Google a investi 30 milliards de dollars ces dernières années sur sa plateforme Cloud pour devenir leader et cela paie : la plateforme a obtenu ce titre dans le “Gartner 2018 Magic Quadrant for Cloud IaaS”.

Cet article a pour but de vous faire un résumé de ce summit, vous donner mon ressenti sur l’adoption de la plateforme Cloud de Google en France ainsi qu’en profiter pour donner quelques pointeurs techniques.

Nouveaux clients et nouveaux partenariats

Pendant la keynote d’ouverture, Google expose les grands clients français de sa plateforme Cloud comme Atos, Airbus ou Total. Un résumé de ces partenariats est disponible sur BFM Business ici.

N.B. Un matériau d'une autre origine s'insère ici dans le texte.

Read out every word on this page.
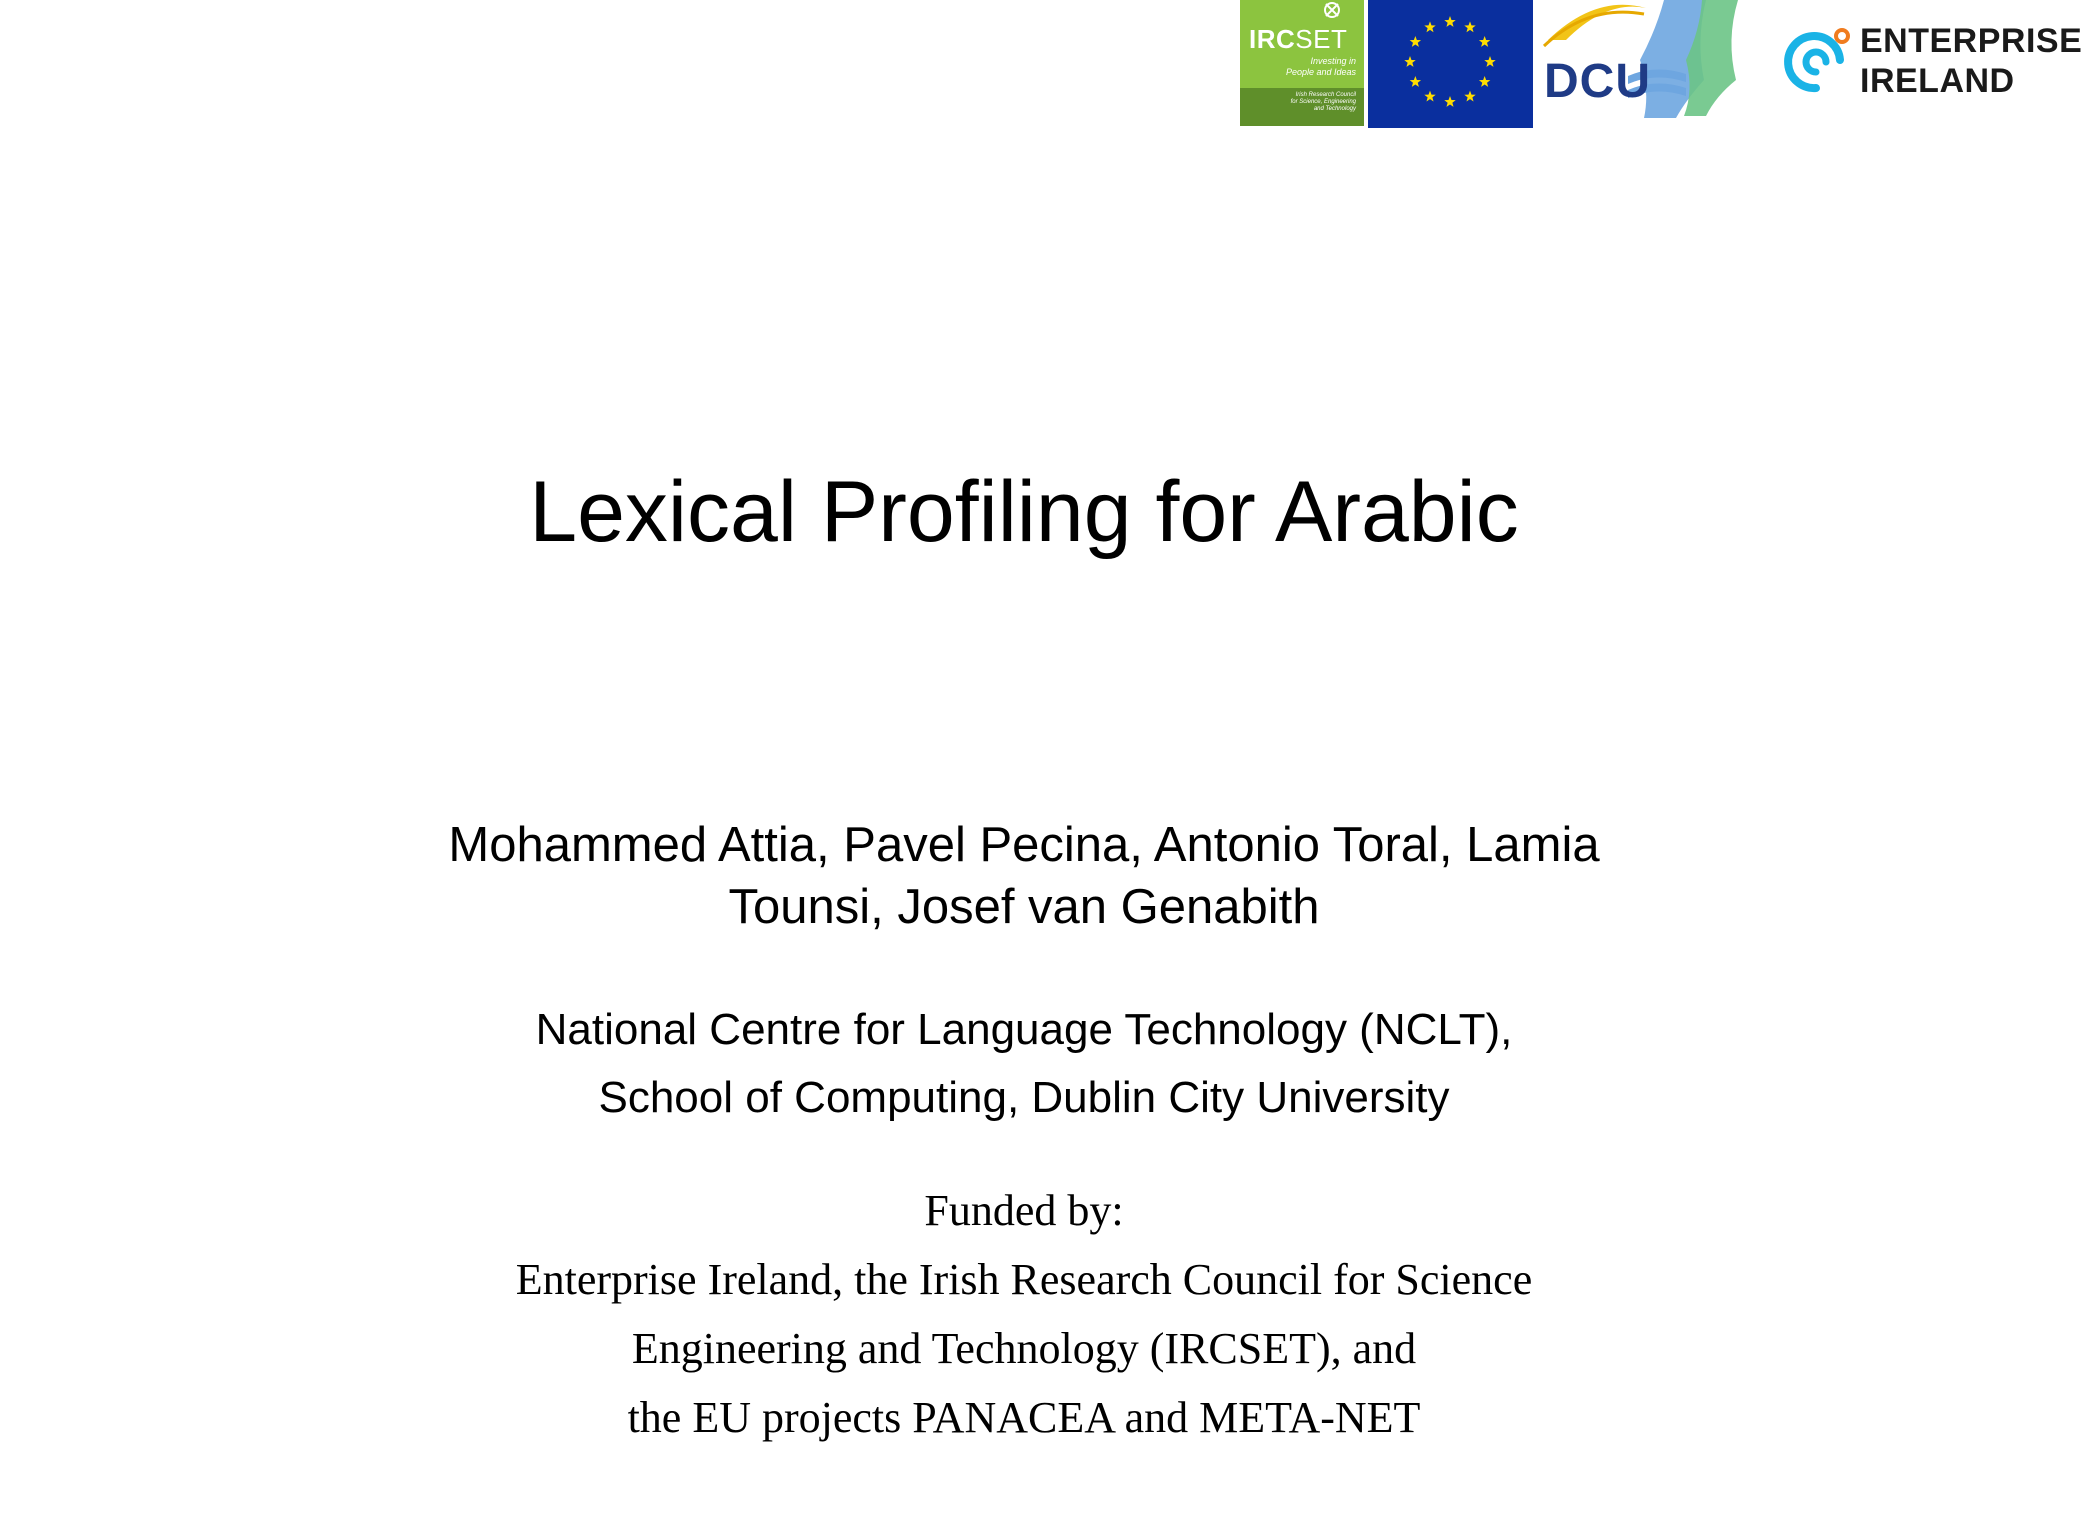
IRCSET
Investing in
People and Ideas
Irish Research Council
for Science, Engineering
and Technology
DCU
ENTERPRISE
IRELAND
Lexical Profiling for Arabic
Mohammed Attia, Pavel Pecina, Antonio Toral, Lamia Tounsi, Josef van Genabith
National Centre for Language Technology (NCLT),
School of Computing, Dublin City University
Funded by:
Enterprise Ireland, the Irish Research Council for Science
Engineering and Technology (IRCSET), and
the EU projects PANACEA and META-NET
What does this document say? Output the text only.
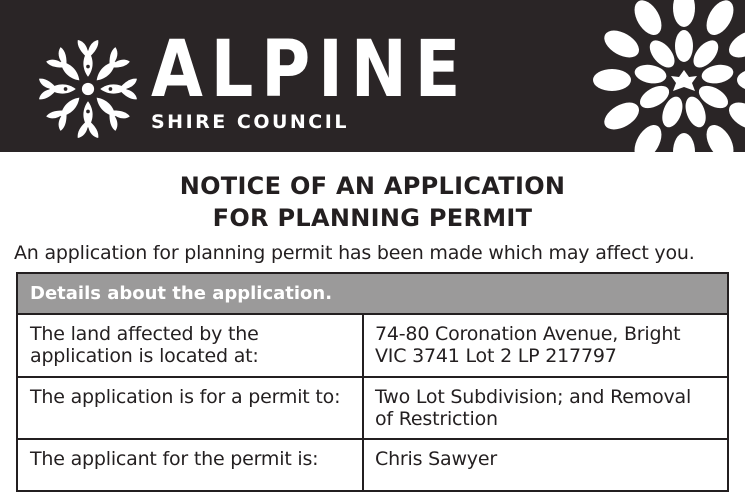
ALPINE
SHIRE COUNCIL
NOTICE OF AN APPLICATION
FOR PLANNING PERMIT
An application for planning permit has been made which may affect you.
Details about the application.
The land affected by the
application is located at:
74-80 Coronation Avenue, Bright
VIC 3741 Lot 2 LP 217797
The application is for a permit to:	Two Lot Subdivision; and Removal
of Restriction
The applicant for the permit is:	Chris Sawyer
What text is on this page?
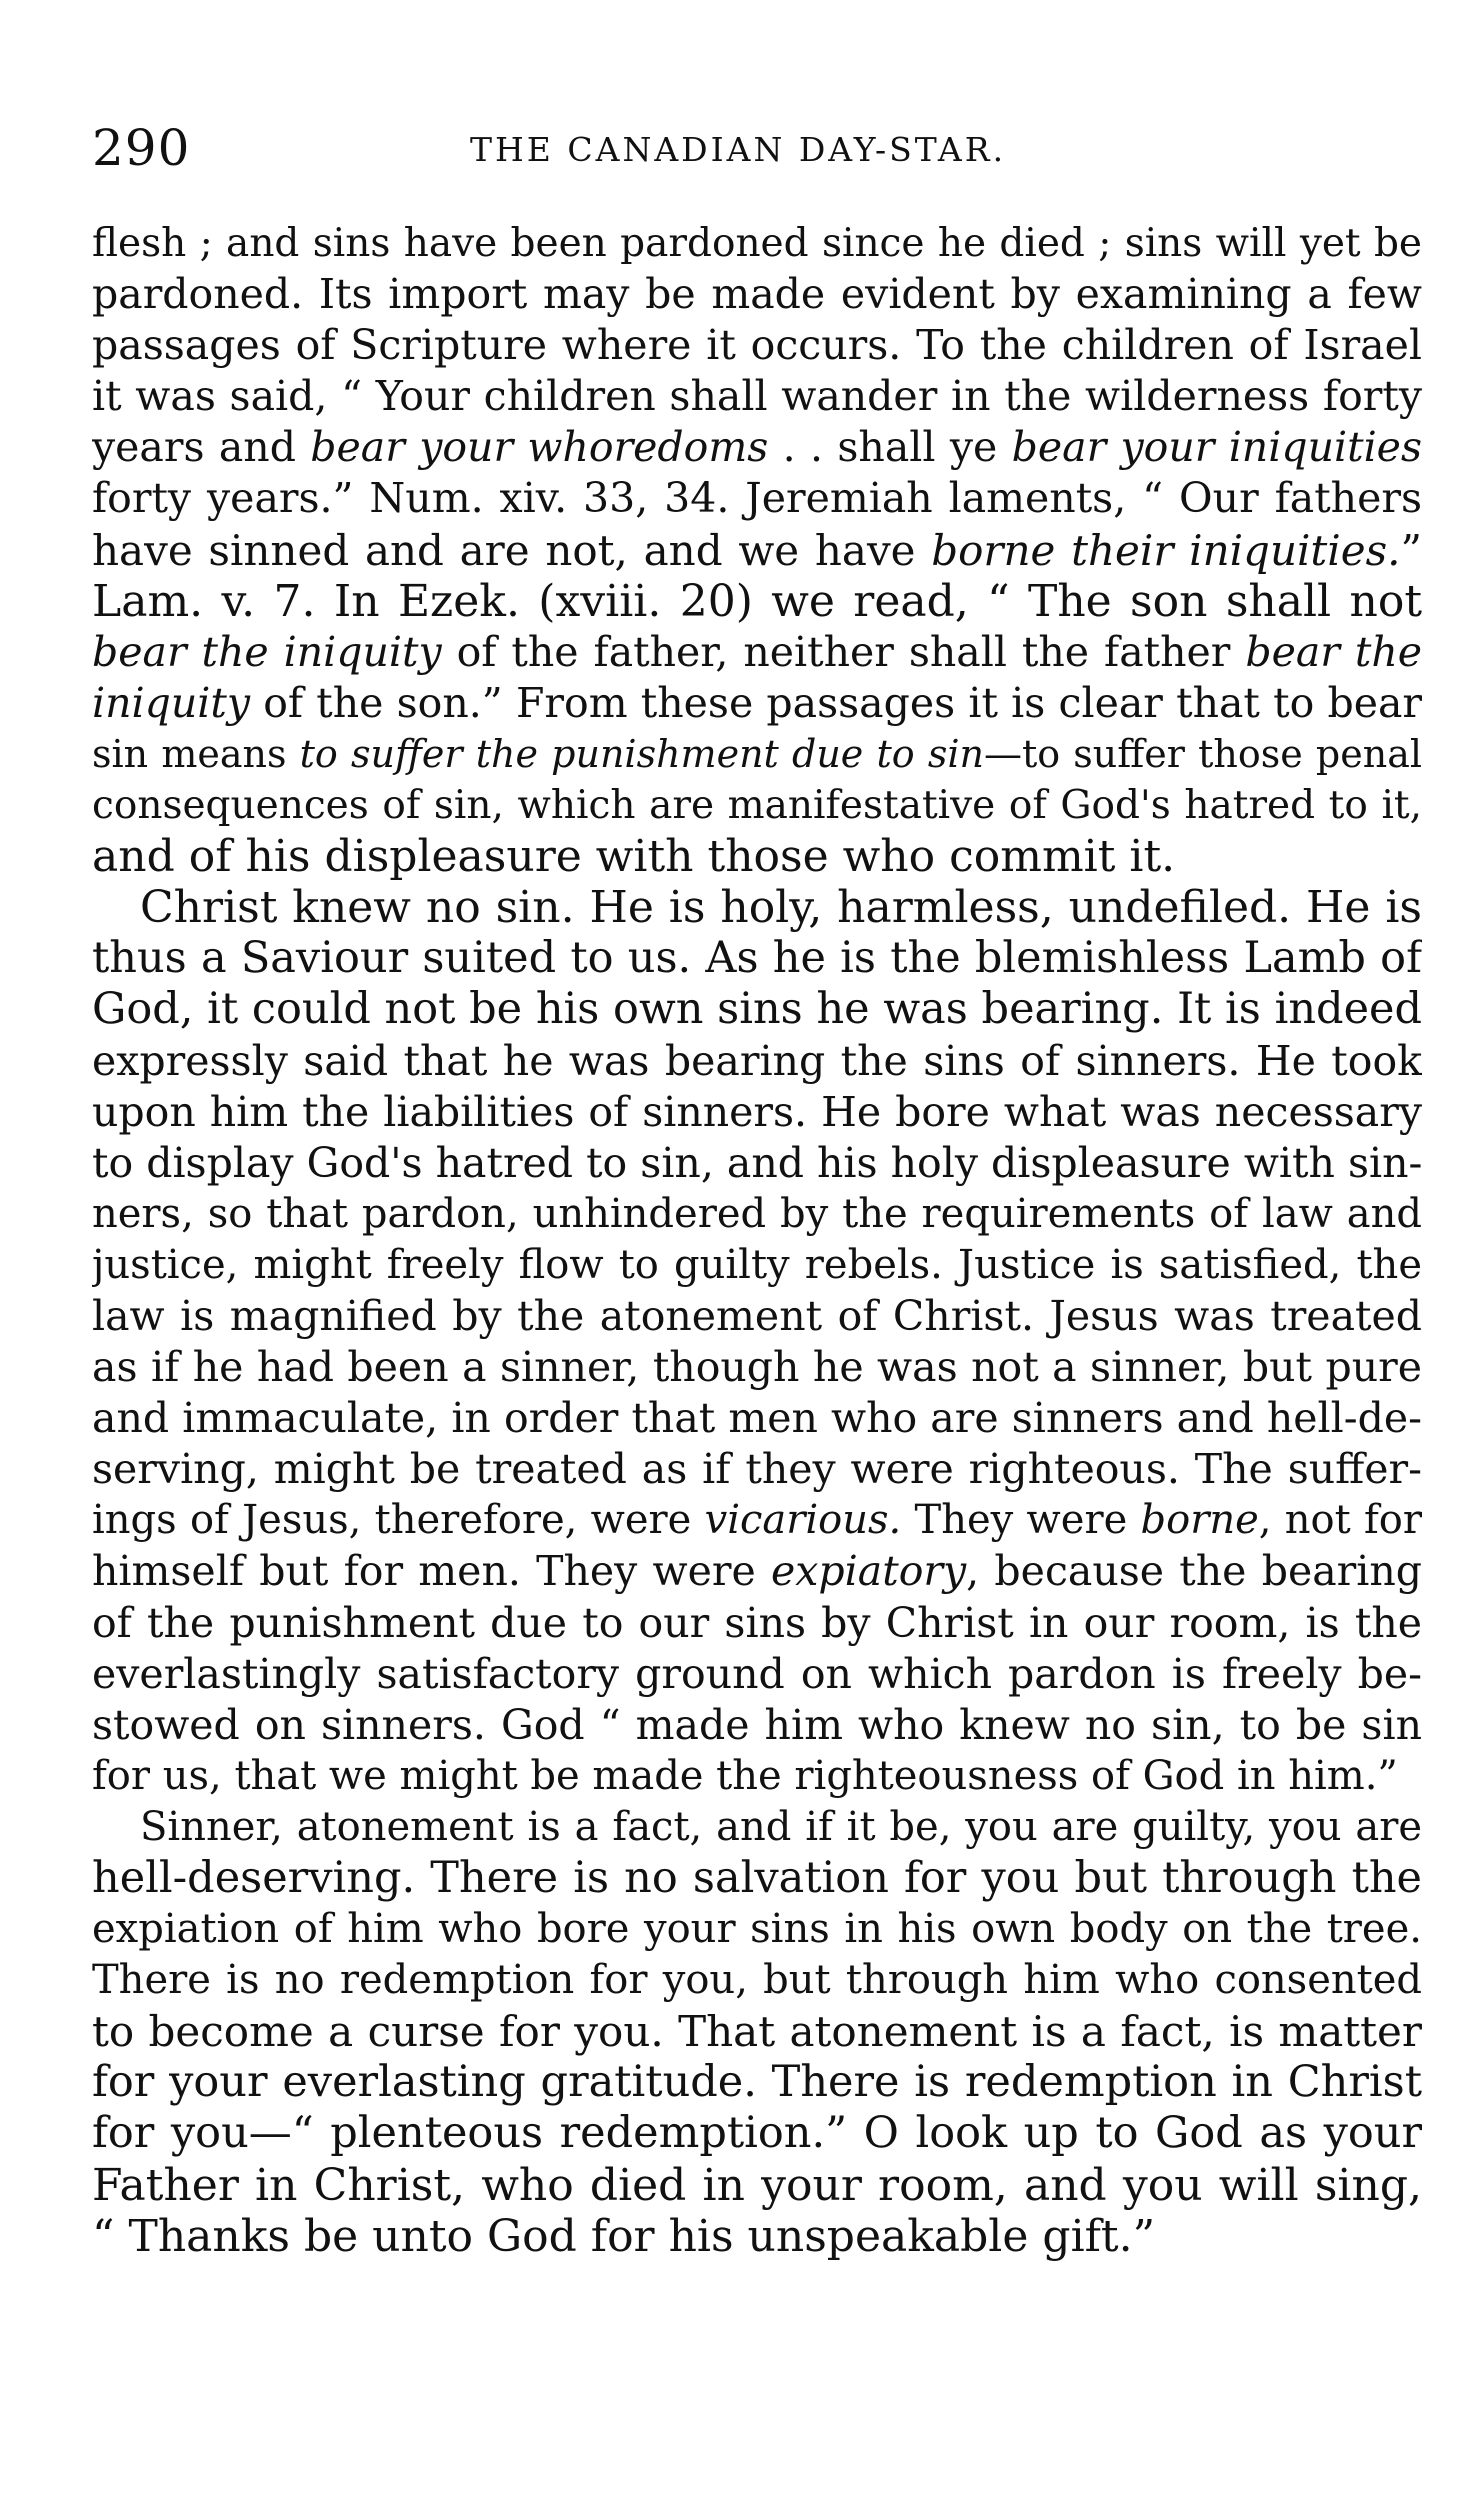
290	THE CANADIAN DAY-STAR.
flesh ; and sins have been pardoned since he died ; sins will yet be
pardoned. Its import may be made evident by examining a few
passages of Scripture where it occurs. To the children of Israel
it was said, “ Your children shall wander in the wilderness forty
years and bear your whoredoms . . shall ye bear your iniquities
forty years.” Num. xiv. 33, 34. Jeremiah laments, “ Our fathers
have sinned and are not, and we have borne their iniquities.”
Lam. v. 7. In Ezek. (xviii. 20) we read, “ The son shall not
bear the iniquity of the father, neither shall the father bear the
iniquity of the son.” From these passages it is clear that to bear
sin means to suffer the punishment due to sin—to suffer those penal
consequences of sin, which are manifestative of God's hatred to it,
and of his displeasure with those who commit it.
Christ knew no sin. He is holy, harmless, undefiled. He is
thus a Saviour suited to us. As he is the blemishless Lamb of
God, it could not be his own sins he was bearing. It is indeed
expressly said that he was bearing the sins of sinners. He took
upon him the liabilities of sinners. He bore what was necessary
to display God's hatred to sin, and his holy displeasure with sin-
ners, so that pardon, unhindered by the requirements of law and
justice, might freely flow to guilty rebels. Justice is satisfied, the
law is magnified by the atonement of Christ. Jesus was treated
as if he had been a sinner, though he was not a sinner, but pure
and immaculate, in order that men who are sinners and hell-de-
serving, might be treated as if they were righteous. The suffer-
ings of Jesus, therefore, were vicarious. They were borne, not for
himself but for men. They were expiatory, because the bearing
of the punishment due to our sins by Christ in our room, is the
everlastingly satisfactory ground on which pardon is freely be-
stowed on sinners. God “ made him who knew no sin, to be sin
for us, that we might be made the righteousness of God in him.”
Sinner, atonement is a fact, and if it be, you are guilty, you are
hell-deserving. There is no salvation for you but through the
expiation of him who bore your sins in his own body on the tree.
There is no redemption for you, but through him who consented
to become a curse for you. That atonement is a fact, is matter
for your everlasting gratitude. There is redemption in Christ
for you—“ plenteous redemption.” O look up to God as your
Father in Christ, who died in your room, and you will sing,
“ Thanks be unto God for his unspeakable gift.”
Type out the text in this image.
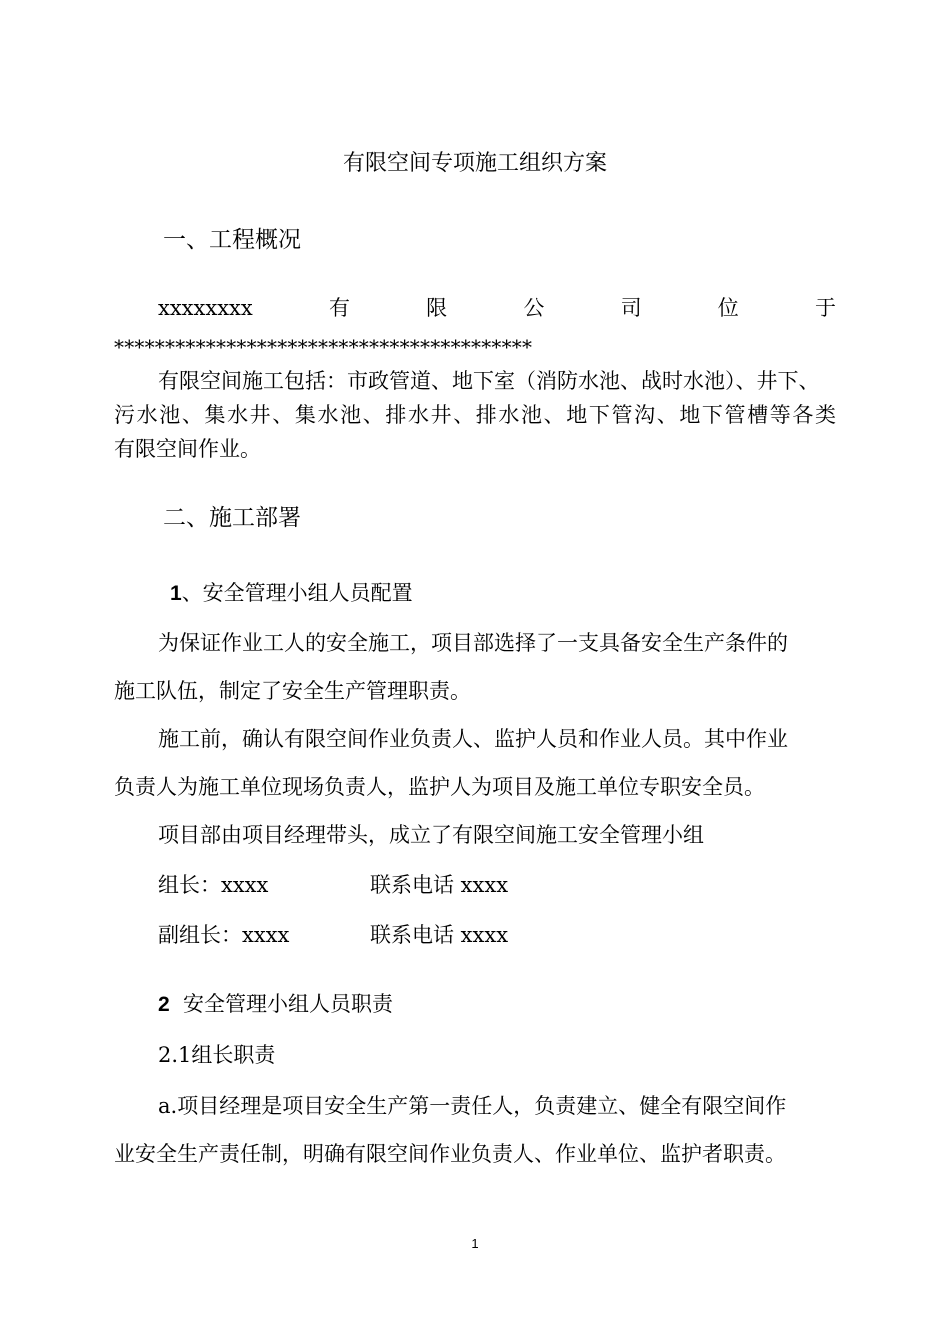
有限空间专项施工组织方案
一、工程概况
xxxxxxxx	有	限	公	司	位	于
*****************************************
有限空间施工包括：市政管道、地下室（消防水池、战时水池）、井下、
污水池、集水井、集水池、排水井、排水池、地下管沟、地下管槽等各类
有限空间作业。
二、施工部署
1、安全管理小组人员配置
为保证作业工人的安全施工，项目部选择了一支具备安全生产条件的
施工队伍，制定了安全生产管理职责。
施工前，确认有限空间作业负责人、监护人员和作业人员。其中作业
负责人为施工单位现场负责人，监护人为项目及施工单位专职安全员。
项目部由项目经理带头，成立了有限空间施工安全管理小组
组长：xxxx	联系电话 xxxx
副组长：xxxx	联系电话 xxxx
2 安全管理小组人员职责
2.1组长职责
a.项目经理是项目安全生产第一责任人，负责建立、健全有限空间作
业安全生产责任制，明确有限空间作业负责人、作业单位、监护者职责。
1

Au-delà du débat du Cloud Provider à choisir, il y a des points qu’il est important de noter :

  • Il n’y a pas que des startups qui utilisent le Cloud : Google a mentionné une quinzaine de grands groupes utilisateurs de sa plate-forme.
  • Malgré leurs contraintes (taille, répartition géographique, culture d’entreprise, cadre juridique), ces sociétés ont fait le choix du Cloud pour leurs activités.
  • Elles ont réussi cette transformation numérique et s’attaquent maintenant à créer de la valeur en utilisant l’Intelligence Artificielle ou de nouvelles formes de collaboration.

Décryptage de la keynote

Se sont succédées différentes annonces lors de la keynote :

  • Eric Haddad, Managing Director France, Google Cloud : “Grâce à la technologie des conteneurs et à l’orchestrateur Kubernetes, Google lance en moyenne 4 milliards de conteneurs par semaine.” Kubernetes, projet initié par Google est aujourd’hui l’un des projets les plus populaires sur GitHub.
  • Thierry Breton, CEO, Atos : “L’Europe est plus sensible à la question des données. Les clients européens souhaitent avoir leurs données stockées en Europe, selon la seule législation européenne. C’est ce qu’offre Atos grâce à ce partenariat mondial”
  • Ulku Rowe, CTO Office Google Cloud et Lucie Vannier ont fait des démos du produit “AutoML” et de “Smart Compose” : ces avancées technologies ont impressionné le public.
  • Greg DeMichillie, Director of Product, Google Cloud : “Unleash developers”. Un seul principe à retenir : une entreprise doit pouvoir laisser les développeurs “jouer” avec les données et les dernières technologies pour pouvoir créer de l’innovation et de la valeur pour l’entreprise.

En termes de discours, c’était intéressant d’étudier la stratégie du passage au Cloud d’une entreprise d’aujourd’hui :

  • Soit vous êtes une startup et il faut absolument “disrupter” pour créer un nouveau marché. La plateforme Cloud peut vous aider à être rapidement sur le marché et suivre la montée en puissance de votre produit (la Scalabilité).
  • Soit vous êtes une entreprise existante et il faut profiter de votre passé, de la donnée accumulée (le Big Data) pour créer des services à forte valeur ajoutée. Vous avez aussi l’avantage d’une relation privilégiée avec bon nombre de clients pour essayer d’innover (le Machine Learning).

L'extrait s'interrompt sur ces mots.